The Risks of Single Payer

All Democrats will face a dilemma on health care: what to do about single payer? Further complicating the question is the fact that there are numerous proposals out there that seek to do everything from allowing more people to buy into Medicare, to a complete single government payer approach.
In this memo, we caution that the version of single payer that specifically abolishes private insurance is substantively and politically fraught. On the one hand (like “repeal and replace”) it’s simple, can fit on a bumper sticker, and has a small, but very vocal following. But also like repeal and replace, it has a glass jaw—it doesn’t hold up to scrutiny particularly well and opens up a series of vulnerabilities.
Specifically, House and Senate single payer bills explicitly outlaw private insurance and employer-provided insurance as we know it. There is a reason that of the 92 Democrats running in red-to-blue House districts in 2018, only two ran ads supporting Medicare for All, and they both lost races they should have won. Anything like Sanders-style single payer is ripe for attack.
Here are what we see as the greatest risks on single payer that you should be aware of:
1. Even those wanting a bigger government role in health care are skeptical. Based on polling from the Kaiser Family Foundation, public support for Medicare for All plummets when people learn that it eliminates private insurance (support drops from 56% to 37%), requires most Americans to pay more in taxes (support drops to 37%), threatens Medicare (support drops to 32%), or leads to delays in tests and treatments (support drops to 26%). And in a 2019 CNN poll, 54% of those who support coverage for everyone say private health insurance should be protected.

3. 156 million people will lose their employer-sponsored coverage. Let’s not mince words here: Section 107 of the single payer legislation outlaws private health insurance. This is a hard circle to square. Right now, 156 million mostly-satisfied people get coverage through their employer. Those plans would be replaced under single payer in favor of a plan that they may not like. Democrats faced a huge backlash when a few million people saw their coverage change under the ACA. How about half the country?
4. Medicare Advantage would be gone. Over one-third of Medicare beneficiaries are in Medicare Advantage—private plans offering comprehensive benefits—which would be eliminated under single payer.
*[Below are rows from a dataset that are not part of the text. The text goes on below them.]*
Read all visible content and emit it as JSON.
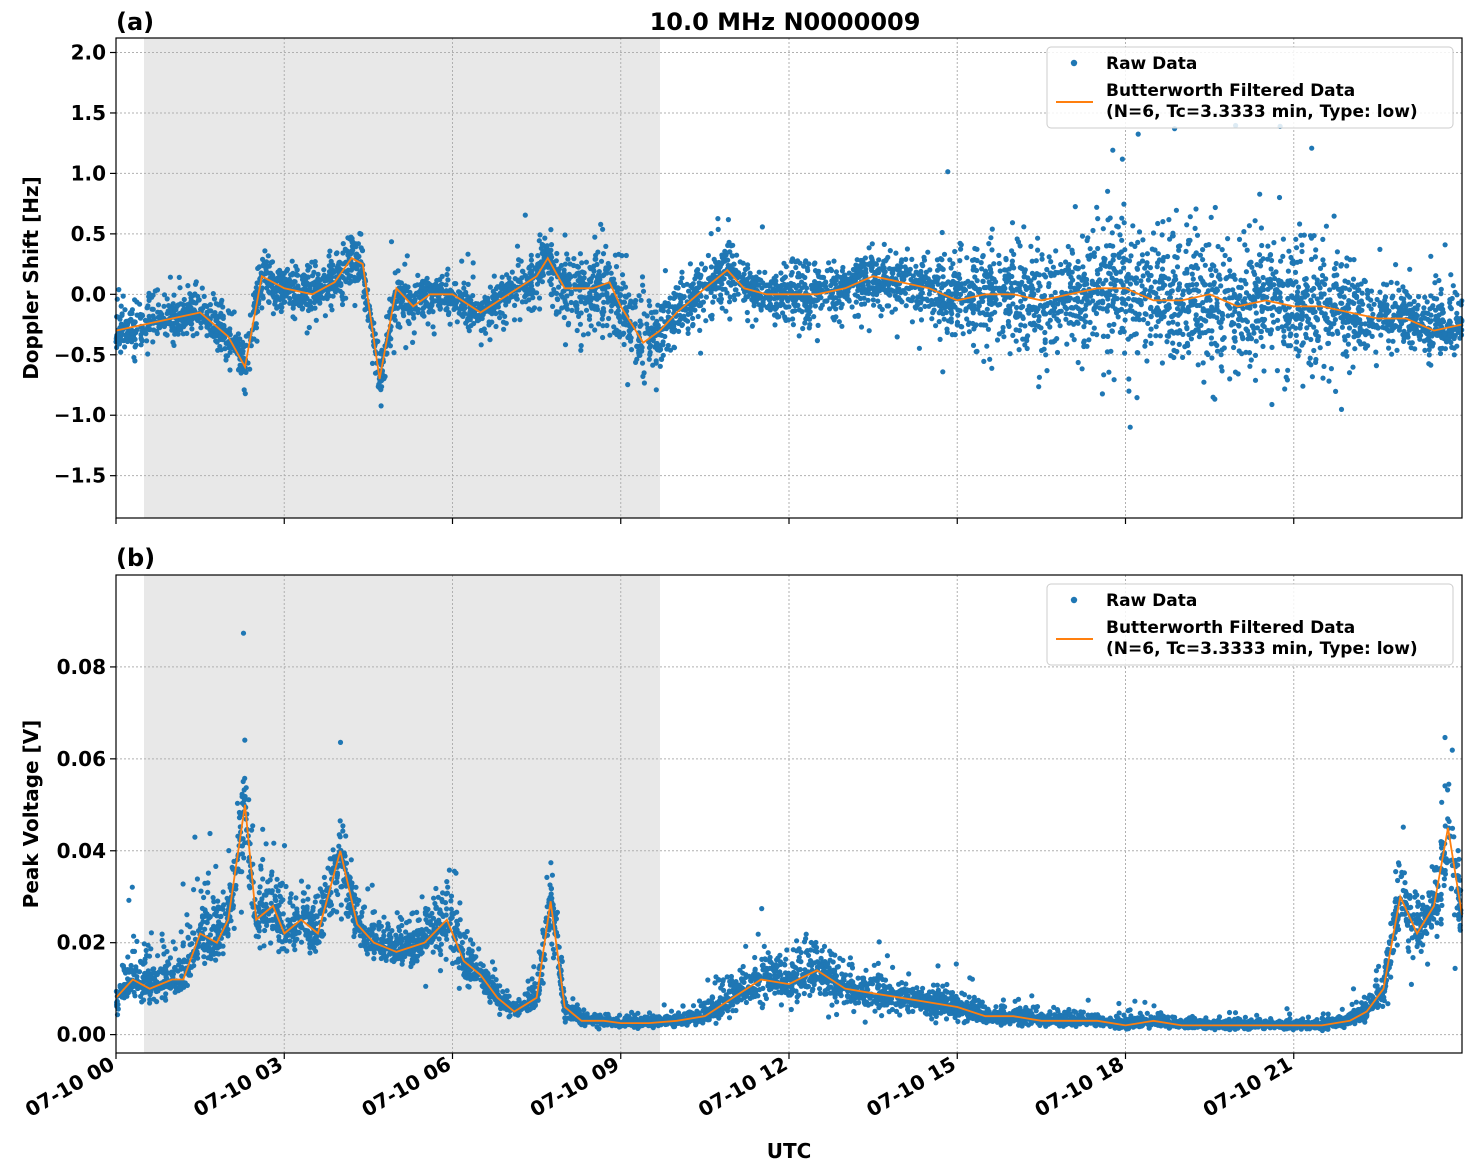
{
  "figure": {
    "title": "10.0 MHz N0000009",
    "xlabel": "UTC",
    "x_ticks": [
      "07-10 00",
      "07-10 03",
      "07-10 06",
      "07-10 09",
      "07-10 12",
      "07-10 15",
      "07-10 18",
      "07-10 21"
    ],
    "x_tick_hours": [
      0,
      3,
      6,
      9,
      12,
      15,
      18,
      21
    ],
    "xlim_hours": [
      0,
      24
    ],
    "shaded_region_hours": [
      0.5,
      9.7
    ],
    "colors": {
      "raw": "#1f77b4",
      "filtered": "#ff7f0e",
      "shade": "#e8e8e8"
    }
  },
  "chart_data": [
    {
      "type": "scatter",
      "panel_label": "(a)",
      "ylabel": "Doppler Shift [Hz]",
      "ylim": [
        -1.85,
        2.12
      ],
      "y_ticks": [
        2.0,
        1.5,
        1.0,
        0.5,
        0.0,
        -0.5,
        -1.0,
        -1.5
      ],
      "y_tick_labels": [
        "2.0",
        "1.5",
        "1.0",
        "0.5",
        "0.0",
        "−0.5",
        "−1.0",
        "−1.5"
      ],
      "grid": true,
      "legend": {
        "placement": "top-right",
        "raw_label": "Raw Data",
        "filtered_label_line1": "Butterworth Filtered Data",
        "filtered_label_line2": "(N=6, Tc=3.3333 min, Type: low)"
      },
      "series": [
        {
          "name": "Butterworth Filtered Data",
          "x_hours": [
            0,
            0.5,
            1,
            1.5,
            2,
            2.3,
            2.6,
            3,
            3.5,
            3.9,
            4.2,
            4.4,
            4.7,
            5,
            5.3,
            5.6,
            6,
            6.5,
            7,
            7.5,
            7.7,
            8,
            8.5,
            8.8,
            9,
            9.4,
            9.7,
            10,
            10.5,
            10.9,
            11.2,
            11.6,
            12,
            12.5,
            13,
            13.5,
            14,
            14.5,
            15,
            15.5,
            16,
            16.5,
            17,
            17.5,
            18,
            18.5,
            19,
            19.5,
            20,
            20.5,
            21,
            21.5,
            22,
            22.5,
            23,
            23.5,
            24
          ],
          "y": [
            -0.3,
            -0.25,
            -0.2,
            -0.15,
            -0.35,
            -0.6,
            0.15,
            0.05,
            0.0,
            0.1,
            0.3,
            0.25,
            -0.7,
            0.05,
            -0.1,
            0.0,
            0.0,
            -0.15,
            0.0,
            0.15,
            0.3,
            0.05,
            0.05,
            0.1,
            -0.1,
            -0.4,
            -0.3,
            -0.15,
            0.05,
            0.2,
            0.05,
            0.0,
            0.0,
            0.0,
            0.05,
            0.15,
            0.1,
            0.05,
            -0.05,
            0.0,
            0.0,
            -0.05,
            0.0,
            0.05,
            0.05,
            -0.05,
            -0.05,
            0.0,
            -0.1,
            -0.05,
            -0.1,
            -0.1,
            -0.15,
            -0.2,
            -0.2,
            -0.3,
            -0.25
          ]
        },
        {
          "name": "Raw Data",
          "x_hours": [
            0,
            0.5,
            1,
            1.5,
            2,
            2.3,
            2.6,
            3,
            3.5,
            3.9,
            4.2,
            4.4,
            4.7,
            5,
            5.3,
            5.6,
            6,
            6.5,
            7,
            7.5,
            7.7,
            8,
            8.5,
            8.8,
            9,
            9.4,
            9.7,
            10,
            10.5,
            10.9,
            11.2,
            11.6,
            12,
            12.5,
            13,
            13.5,
            14,
            14.5,
            15,
            15.5,
            16,
            16.5,
            17,
            17.5,
            18,
            18.5,
            19,
            19.5,
            20,
            20.5,
            21,
            21.5,
            22,
            22.5,
            23,
            23.5,
            24
          ],
          "y_min": [
            -0.7,
            -0.6,
            -0.5,
            -0.5,
            -0.8,
            -1.1,
            -0.4,
            -0.45,
            -0.4,
            -0.3,
            -0.2,
            -0.3,
            -1.2,
            -0.5,
            -0.5,
            -0.5,
            -0.4,
            -0.55,
            -0.5,
            -0.4,
            -0.3,
            -0.8,
            -0.8,
            -0.8,
            -0.9,
            -0.95,
            -0.9,
            -0.7,
            -0.5,
            -0.35,
            -0.4,
            -0.4,
            -0.5,
            -0.5,
            -0.4,
            -0.4,
            -0.5,
            -0.5,
            -0.9,
            -1.0,
            -1.0,
            -1.0,
            -1.0,
            -1.1,
            -1.2,
            -1.1,
            -1.1,
            -1.1,
            -1.2,
            -1.2,
            -1.3,
            -1.2,
            -0.9,
            -0.8,
            -0.7,
            -0.7,
            -0.6
          ],
          "y_max": [
            0.3,
            0.2,
            0.25,
            0.3,
            0.2,
            -0.1,
            0.6,
            0.5,
            0.45,
            0.65,
            0.9,
            0.8,
            -0.2,
            0.5,
            0.35,
            0.3,
            0.3,
            0.2,
            0.4,
            0.6,
            0.8,
            0.8,
            0.85,
            0.9,
            0.7,
            0.3,
            0.4,
            0.4,
            0.55,
            0.7,
            0.5,
            0.45,
            0.45,
            0.5,
            0.5,
            0.65,
            0.6,
            0.6,
            0.9,
            1.0,
            1.0,
            1.0,
            1.0,
            1.1,
            1.3,
            1.2,
            1.2,
            1.2,
            1.1,
            1.1,
            1.1,
            1.0,
            0.8,
            0.6,
            0.5,
            0.4,
            0.3
          ]
        }
      ]
    },
    {
      "type": "scatter",
      "panel_label": "(b)",
      "ylabel": "Peak Voltage [V]",
      "ylim": [
        -0.004,
        0.1
      ],
      "y_ticks": [
        0.08,
        0.06,
        0.04,
        0.02,
        0.0
      ],
      "y_tick_labels": [
        "0.08",
        "0.06",
        "0.04",
        "0.02",
        "0.00"
      ],
      "grid": true,
      "legend": {
        "placement": "top-right",
        "raw_label": "Raw Data",
        "filtered_label_line1": "Butterworth Filtered Data",
        "filtered_label_line2": "(N=6, Tc=3.3333 min, Type: low)"
      },
      "series": [
        {
          "name": "Butterworth Filtered Data",
          "x_hours": [
            0,
            0.3,
            0.6,
            1,
            1.2,
            1.5,
            1.8,
            2,
            2.3,
            2.5,
            2.8,
            3,
            3.3,
            3.6,
            4,
            4.3,
            4.6,
            5,
            5.5,
            5.9,
            6.2,
            6.5,
            6.8,
            7.1,
            7.5,
            7.75,
            8,
            8.3,
            8.7,
            9,
            9.5,
            10,
            10.5,
            11,
            11.5,
            12,
            12.5,
            13,
            13.5,
            14,
            14.5,
            15,
            15.5,
            16,
            16.5,
            17,
            17.5,
            18,
            18.5,
            19,
            19.5,
            20,
            20.5,
            21,
            21.5,
            22,
            22.3,
            22.6,
            22.9,
            23.2,
            23.5,
            23.75,
            24
          ],
          "y": [
            0.008,
            0.012,
            0.01,
            0.012,
            0.012,
            0.022,
            0.02,
            0.025,
            0.05,
            0.025,
            0.028,
            0.022,
            0.025,
            0.022,
            0.04,
            0.024,
            0.02,
            0.018,
            0.02,
            0.025,
            0.016,
            0.013,
            0.008,
            0.005,
            0.008,
            0.029,
            0.006,
            0.003,
            0.003,
            0.0025,
            0.0025,
            0.003,
            0.004,
            0.008,
            0.012,
            0.011,
            0.014,
            0.01,
            0.009,
            0.008,
            0.007,
            0.006,
            0.004,
            0.004,
            0.003,
            0.003,
            0.003,
            0.002,
            0.003,
            0.002,
            0.002,
            0.002,
            0.002,
            0.002,
            0.002,
            0.003,
            0.005,
            0.01,
            0.03,
            0.022,
            0.028,
            0.045,
            0.026
          ]
        },
        {
          "name": "Raw Data",
          "x_hours": [
            0,
            0.3,
            0.6,
            1,
            1.2,
            1.5,
            1.8,
            2,
            2.3,
            2.5,
            2.8,
            3,
            3.3,
            3.6,
            4,
            4.3,
            4.6,
            5,
            5.5,
            5.9,
            6.2,
            6.5,
            6.8,
            7.1,
            7.5,
            7.75,
            8,
            8.3,
            8.7,
            9,
            9.5,
            10,
            10.5,
            11,
            11.5,
            12,
            12.5,
            13,
            13.5,
            14,
            14.5,
            15,
            15.5,
            16,
            16.5,
            17,
            17.5,
            18,
            18.5,
            19,
            19.5,
            20,
            20.5,
            21,
            21.5,
            22,
            22.3,
            22.6,
            22.9,
            23.2,
            23.5,
            23.75,
            24
          ],
          "y_min": [
            0.002,
            0.004,
            0.003,
            0.005,
            0.005,
            0.01,
            0.01,
            0.012,
            0.015,
            0.014,
            0.015,
            0.014,
            0.014,
            0.013,
            0.018,
            0.014,
            0.011,
            0.01,
            0.01,
            0.011,
            0.008,
            0.006,
            0.003,
            0.002,
            0.003,
            0.01,
            0.001,
            0.001,
            0.001,
            0.001,
            0.001,
            0.001,
            0.001,
            0.002,
            0.004,
            0.004,
            0.004,
            0.003,
            0.002,
            0.002,
            0.002,
            0.001,
            0.001,
            0.001,
            0.001,
            0.001,
            0.001,
            0.0005,
            0.001,
            0.0005,
            0.0005,
            0.0005,
            0.0005,
            0.0005,
            0.0005,
            0.001,
            0.002,
            0.004,
            0.01,
            0.008,
            0.01,
            0.015,
            0.01
          ],
          "y_max": [
            0.016,
            0.03,
            0.025,
            0.035,
            0.04,
            0.05,
            0.045,
            0.045,
            0.085,
            0.05,
            0.05,
            0.045,
            0.045,
            0.04,
            0.058,
            0.04,
            0.035,
            0.032,
            0.035,
            0.05,
            0.03,
            0.025,
            0.018,
            0.012,
            0.018,
            0.055,
            0.012,
            0.006,
            0.006,
            0.005,
            0.006,
            0.006,
            0.012,
            0.02,
            0.025,
            0.025,
            0.028,
            0.022,
            0.02,
            0.016,
            0.015,
            0.014,
            0.01,
            0.009,
            0.008,
            0.008,
            0.007,
            0.006,
            0.008,
            0.006,
            0.005,
            0.005,
            0.005,
            0.005,
            0.005,
            0.008,
            0.012,
            0.022,
            0.05,
            0.04,
            0.045,
            0.07,
            0.045
          ]
        }
      ]
    }
  ]
}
This would give Republicans the strongest talking point on health care that they’ve ever had: Democrats will end Medicare as we know it.
5. Working- and middle-class health care workers will likely lose pay. One reason other countries pay less for health care is that doctors and nurses get paid far less in Europe than in the US. The current median wage for health care practitioners here is a solidly middle-class $64,770. But those workers will see lower salaries thanks to lower reimbursements for services. There are 3 million nurses in America. Eventually, they’ll be told that Democrats’ health care plans will cut their pay. And in Europe, a registered nurse earns over $20,000 per year less than an American nurse.
6. Voters have rejected single payer when it’s been on the ballot. California’s single-payer Proposition 186 won just 26.6% of the vote in 1994. In 2002, Oregon’s single-payer ballot measure won just 21.5% of the vote. Yes, that may seem like ancient history, but in 2016, Colorado’s single-payer ballot Amendment 69 got 21.2% of the vote. It even lost by 24 points in Boulder, one of the bluest counties in America.
7. Republicans are eager for a fight over single payer. They know Democrats will be vulnerable on the massive tax increases and loss of coverage. Rep. Kevin Brady (R-TX) summed up GOP enthusiasm when he said, “hearings would lay out the truth, which is that will ban all private health care plans, including the good plans people get at work.”
A litany of progressive leaders have voiced concerns with single payer since it caught fire among the left. Paul Krugman said that “Democrats could eventually find themselves facing a Trumpcare-type debacle.” Ron Pollack of Families USA warns, “Maybe we should hit pause before we get on this bandwagon.” Jonathan Chait writes, “A single-payer plan would be nice, in a world that looks nothing like the one we inhabit.” Former Congressman Henry Waxman notes, “[S]ingle-payer is no policy panacea…[and] would require tax increases at politically suicidal levels.” And New York Times Columnist Austin Frakt notes that private plans are “more responsive to consumer demand” and offered prescription drug coverage decades before Medicare.
Democrats have the opportunity and an obligation in 2020 to make Trump a one-term president and put this country back on track. Once we do that, we can finally achieve universal coverage and lower health care costs for all. But if Democrats back a single payer plan, it will make it far tougher to beat Trump. So handle with care and be aware that there are other attractive options to accomplish that shared Democratic goals of lowering costs and covering everyone.